To the extent that plaintiffs' complaint can be read to assert a dispute as to their individual property tax assessments, including the effect thereon of the equalization process, the circuit court is without jurisdiction. The Michigan Tax Tribunal has exclusive and original jurisdiction to review final decisions or determinations concerning assessments or equalization under the property tax laws. MCL 205.731; MSA 7.650(31). A party who was previously entitled to proceed before the State Tax Commission or circuit court for review of such determinations or decisions may now proceed only before the Tax Tribunal, MCL 205.741; MSA 7.650(41), which is empowered to issue such "writs, orders, or directives which it deems necessary * * *". MCL 205.732; MSA 7.650(32).

*771 Plaintiffs claim that the circuit court nevertheless has jurisdiction over this controversy because of the constitutional issues they assert and the equitable relief they seek. We conclude Wikman v Novi, 413 Mich. 617; 322 NW2d 103 (1982), is dispositive of this issue. Plaintiffs in that action claimed that the circuit court had jurisdiction for reasons similar to those asserted by plaintiffs herein.
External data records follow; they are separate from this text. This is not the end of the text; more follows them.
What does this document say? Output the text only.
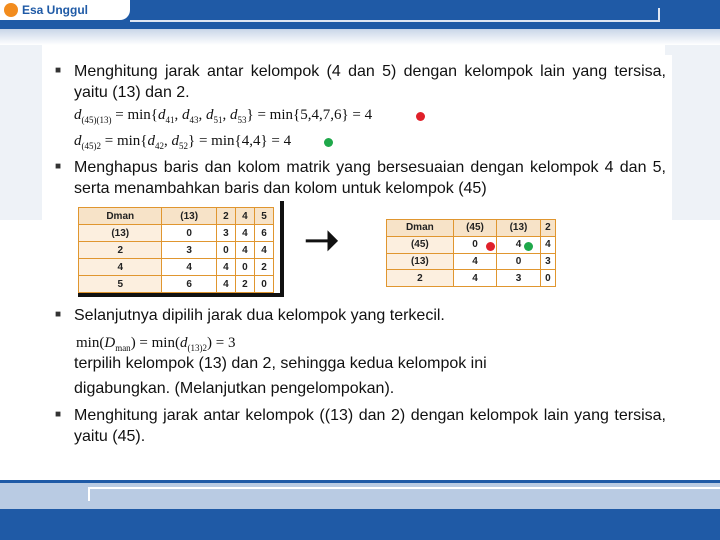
Esa Unggul
■ Menghitung jarak antar kelompok (4 dan 5) dengan kelompok lain yang tersisa, yaitu (13) dan 2.
$d_{(45)(13)} = \min\{d_{41}$, $d_{43}$, $d_{51}$, $d_{53}\} = \min\{5,4,7,6\} = 4$
$d_{(45)2} = \min\{d_{42}$, $d_{52}\} = \min\{4,4\} = 4$
■ Menghapus baris dan kolom matrik yang bersesuaian dengan kelompok 4 dan 5, serta menambahkan baris dan kolom untuk kelompok (45)
Dman	(13)	2	4	5
(13)	0	3	4	6
2	3	0	4	4
4	4	4	0	2
5	6	4	2	0
➝	Dman	(45)	(13)	2
(45)	0	4	4
(13)	4	0	3
2	4	3	0
■ Selanjutnya dipilih jarak dua kelompok yang terkecil.
$\min(D_{man}) = \min(d_{(13)2}) = 3$
terpilih kelompok (13) dan 2, sehingga kedua kelompok ini
digabungkan. (Melanjutkan pengelompokan).
■ Menghitung jarak antar kelompok ((13) dan 2) dengan kelompok lain yang tersisa, yaitu (45).
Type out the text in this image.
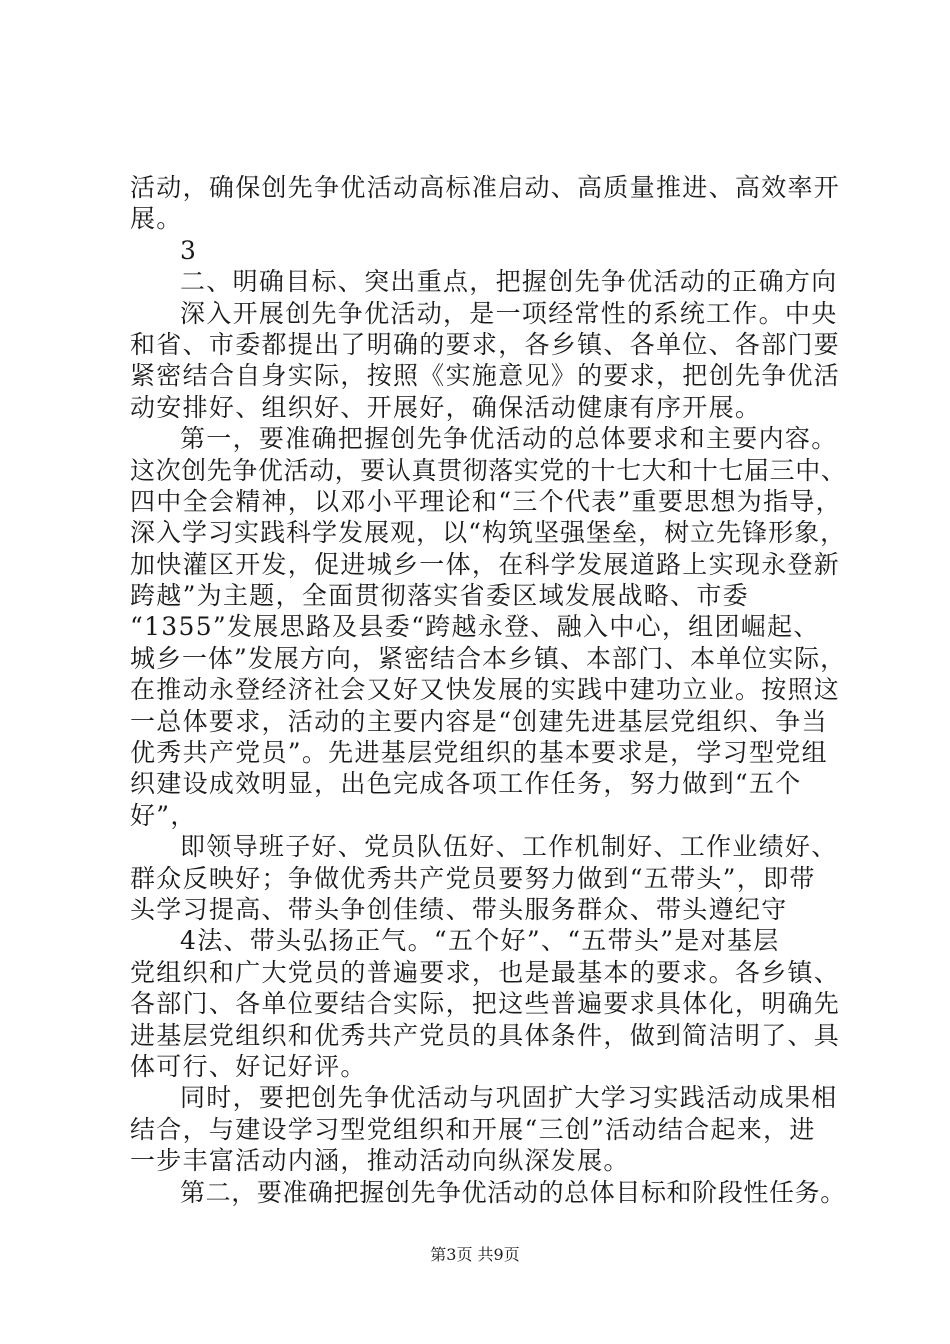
活动，确保创先争优活动高标准启动、高质量推进、高效率开
展。
3
二、明确目标、突出重点，把握创先争优活动的正确方向
深入开展创先争优活动，是一项经常性的系统工作。中央
和省、市委都提出了明确的要求，各乡镇、各单位、各部门要
紧密结合自身实际，按照《实施意见》的要求，把创先争优活
动安排好、组织好、开展好，确保活动健康有序开展。
第一，要准确把握创先争优活动的总体要求和主要内容。
这次创先争优活动，要认真贯彻落实党的十七大和十七届三中、
四中全会精神，以邓小平理论和“三个代表”重要思想为指导，
深入学习实践科学发展观，以“构筑坚强堡垒，树立先锋形象，
加快灌区开发，促进城乡一体，在科学发展道路上实现永登新
跨越”为主题，全面贯彻落实省委区域发展战略、市委
“1355”发展思路及县委“跨越永登、融入中心，组团崛起、
城乡一体”发展方向，紧密结合本乡镇、本部门、本单位实际，
在推动永登经济社会又好又快发展的实践中建功立业。按照这
一总体要求，活动的主要内容是“创建先进基层党组织、争当
优秀共产党员”。先进基层党组织的基本要求是，学习型党组
织建设成效明显，出色完成各项工作任务，努力做到“五个
好”，
即领导班子好、党员队伍好、工作机制好、工作业绩好、
群众反映好；争做优秀共产党员要努力做到“五带头”，即带
头学习提高、带头争创佳绩、带头服务群众、带头遵纪守
4法、带头弘扬正气。“五个好”、“五带头”是对基层
党组织和广大党员的普遍要求，也是最基本的要求。各乡镇、
各部门、各单位要结合实际，把这些普遍要求具体化，明确先
进基层党组织和优秀共产党员的具体条件，做到简洁明了、具
体可行、好记好评。
同时，要把创先争优活动与巩固扩大学习实践活动成果相
结合，与建设学习型党组织和开展“三创”活动结合起来，进
一步丰富活动内涵，推动活动向纵深发展。
第二，要准确把握创先争优活动的总体目标和阶段性任务。
第3页 共9页
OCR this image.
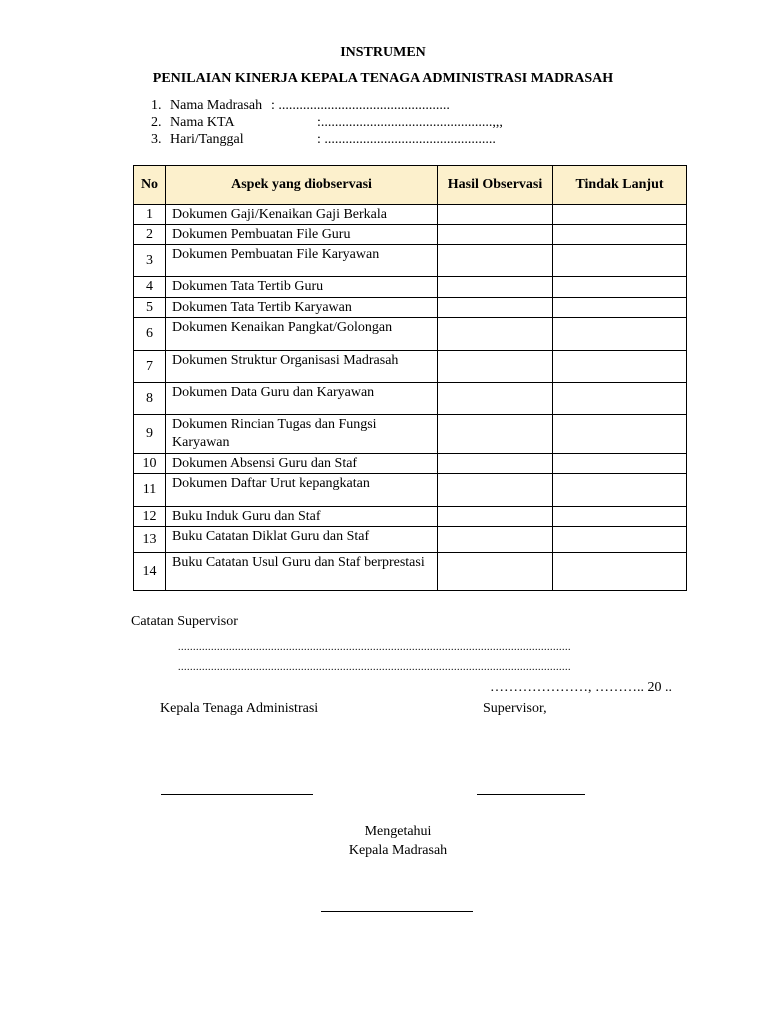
INSTRUMEN
PENILAIAN KINERJA KEPALA TENAGA ADMINISTRASI MADRASAH
1. Nama Madrasah : .................................................
2. Nama KTA	:.................................................,,,
3. Hari/Tanggal	: .................................................
No	Aspek yang diobservasi	Hasil Observasi	Tindak Lanjut
1	Dokumen Gaji/Kenaikan Gaji Berkala		
2	Dokumen Pembuatan File Guru		
3	Dokumen Pembuatan File Karyawan		
4	Dokumen Tata Tertib Guru		
5	Dokumen Tata Tertib Karyawan		
6	Dokumen Kenaikan Pangkat/Golongan		
7	Dokumen Struktur Organisasi Madrasah		
8	Dokumen Data Guru dan Karyawan		
9	Dokumen Rincian Tugas dan Fungsi Karyawan		
10	Dokumen Absensi Guru dan Staf		
11	Dokumen Daftar Urut kepangkatan		
12	Buku Induk Guru dan Staf		
13	Buku Catatan Diklat Guru dan Staf		
14	Buku Catatan Usul Guru dan Staf berprestasi		
Catatan Supervisor
...................................................................................................................................
...................................................................................................................................
…………………, ……….. 20 ..
Kepala Tenaga Administrasi	Supervisor,
Mengetahui
Kepala Madrasah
The Supreme Court held that although the Tax Tribunal did not have jurisdiction to undertake the determination of constitutional questions or possess power to hold statutes unconstitutional, it did have jurisdiction to resolve assertions, couched in constitutional terms, that an assessment was arbitrary and without foundation. Similarly, plaintiffs in this action claim that the use of improper data by defendants produced a result that contravened constitutional provisions, i.e., assessment of their property at greater than 50% of the true cash value. Resolution of this issue requires not a determination of constitutional issues, but rather an inquiry as to the validity of the "sales ratio study", a factual determination particularly within the expertise of the Tax Tribunal. And upon resolving this issue, the Tax Tribunal is empowered to issue such "writs, orders, or directives which it deems necessary". MCL 205.732; MSA 7.650(32). Plaintiffs could then, if necessary, seek equitable relief to enforce the Tax Tribunal decision, see Edros Corp v Port Huron, 78 Mich. App. 273; 259 NW2d 456 (1977). The fact that plaintiffs have entitled this action a "class action" does not divest the Tax Tribunal of exclusive jurisdiction. Wikman v Novi, supra, p 649.

Plaintiffs' claim that they are denied due process of law because they are required to rely on their elected county representatives to represent them *772 at state equalization hearings is also without merit. Henshaw v State Tax Comm (On Remand), 126 Mich. App. 806; 338 NW2d 224 (1983).

Affirmed.

NOTES

[*] Circuit judge, sitting on the Court of Appeals by assignment.